Les funérailles

By Lucie Delarue-Mardrus

Written 1920-01-01 - 1920-01-01

Cette fête riche de fleurs,

Fête noire, maman, dont c'est toi l'héroïne,

D'un sanglot refréné nous remplit la poitrine.

Pauvre petit troupeau, dites toutes, mes sœurs ?

Ce char qui va, plein de lenteurs,

Pourquoi donc traîne-t-il tant de femmes en pleurs ?

Beau jardin d'été, cimetière,

Voici ta porte ouverte en triomphe pour nous.

Nous avons traversé la ville tout entière.

Paris a salué maman dans la lumière,

Et le matin était très doux

Pour la morte passant dans sa noire litière

Nous faut-il ainsi, pas à pas,

Te mener vers la terre où l'on descend si bas ?

" De moi la plus petite à notre sœur l'aînée,

C'est de tes flancs, maman, que notre troupe est née,

Et nous ne te sauverons pas .

A l'heure du tombeau, dernière destinée ?

Le voici, mon Dieu, ce caveau !

On l'a rouvert pour elle à côté d'un bel arbre.

Descendre là-dedans tandis qu'il fait si beau !

Quelque chose s'éteint comme un dernier flambeau…
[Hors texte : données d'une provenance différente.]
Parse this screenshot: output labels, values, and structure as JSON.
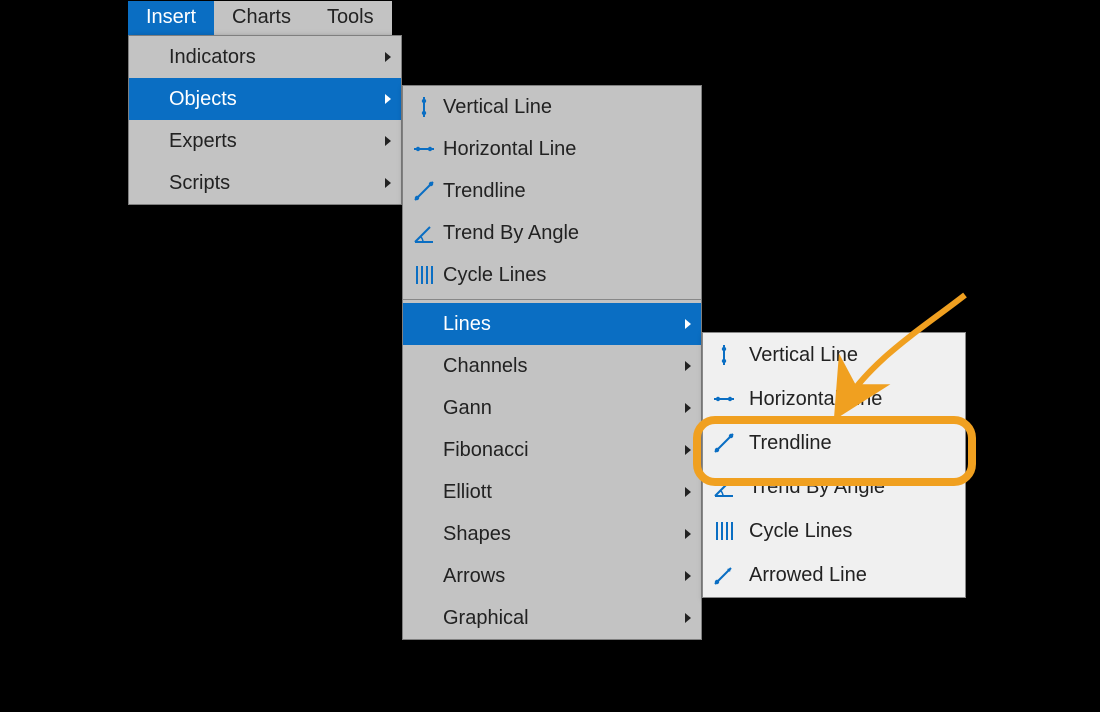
{
  "menubar": {
    "items": [
      {
        "label": "Insert",
        "selected": true
      },
      {
        "label": "Charts"
      },
      {
        "label": "Tools"
      }
    ]
  },
  "menu1": {
    "items": [
      {
        "label": "Indicators",
        "has_sub": true
      },
      {
        "label": "Objects",
        "has_sub": true,
        "selected": true
      },
      {
        "label": "Experts",
        "has_sub": true
      },
      {
        "label": "Scripts",
        "has_sub": true
      }
    ]
  },
  "menu2": {
    "groups": [
      [
        {
          "label": "Vertical Line",
          "icon": "vertical-line"
        },
        {
          "label": "Horizontal Line",
          "icon": "horizontal-line"
        },
        {
          "label": "Trendline",
          "icon": "trendline"
        },
        {
          "label": "Trend By Angle",
          "icon": "trend-angle"
        },
        {
          "label": "Cycle Lines",
          "icon": "cycle-lines"
        }
      ],
      [
        {
          "label": "Lines",
          "has_sub": true,
          "selected": true
        },
        {
          "label": "Channels",
          "has_sub": true
        },
        {
          "label": "Gann",
          "has_sub": true
        },
        {
          "label": "Fibonacci",
          "has_sub": true
        },
        {
          "label": "Elliott",
          "has_sub": true
        },
        {
          "label": "Shapes",
          "has_sub": true
        },
        {
          "label": "Arrows",
          "has_sub": true
        },
        {
          "label": "Graphical",
          "has_sub": true
        }
      ]
    ]
  },
  "menu3": {
    "items": [
      {
        "label": "Vertical Line",
        "icon": "vertical-line"
      },
      {
        "label": "Horizontal Line",
        "icon": "horizontal-line"
      },
      {
        "label": "Trendline",
        "icon": "trendline"
      },
      {
        "label": "Trend By Angle",
        "icon": "trend-angle"
      },
      {
        "label": "Cycle Lines",
        "icon": "cycle-lines"
      },
      {
        "label": "Arrowed Line",
        "icon": "arrowed-line"
      }
    ]
  }
}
Amen ! Que dans l'ombre et le marbre

S'accomplisse l'horreur de la mise au tombeau

Du moins, sous la grande blessure,

Nous n'aurons pas fui, nous, comme les autres font.

Maman ! Maman ! Voici tous tes enfants en rond.

Nous nous penchons pour voir le cercueil jaune et long

Qui, par la dernière fissure,

Semble encore crier vers nos,visages : — « Non ! »

Maçons, maçons, allez moins vite !

Vous ne savez donc pas que vous murez maman,

Que votre plâtre affreux, votre horrible ciment

Nous ferment à jamais la porte de son gîte ?

… Maman !… Oh ! la pauvre petite !…

— Allons-nous en, mes sœurs. C'est fait. Allons-nous en.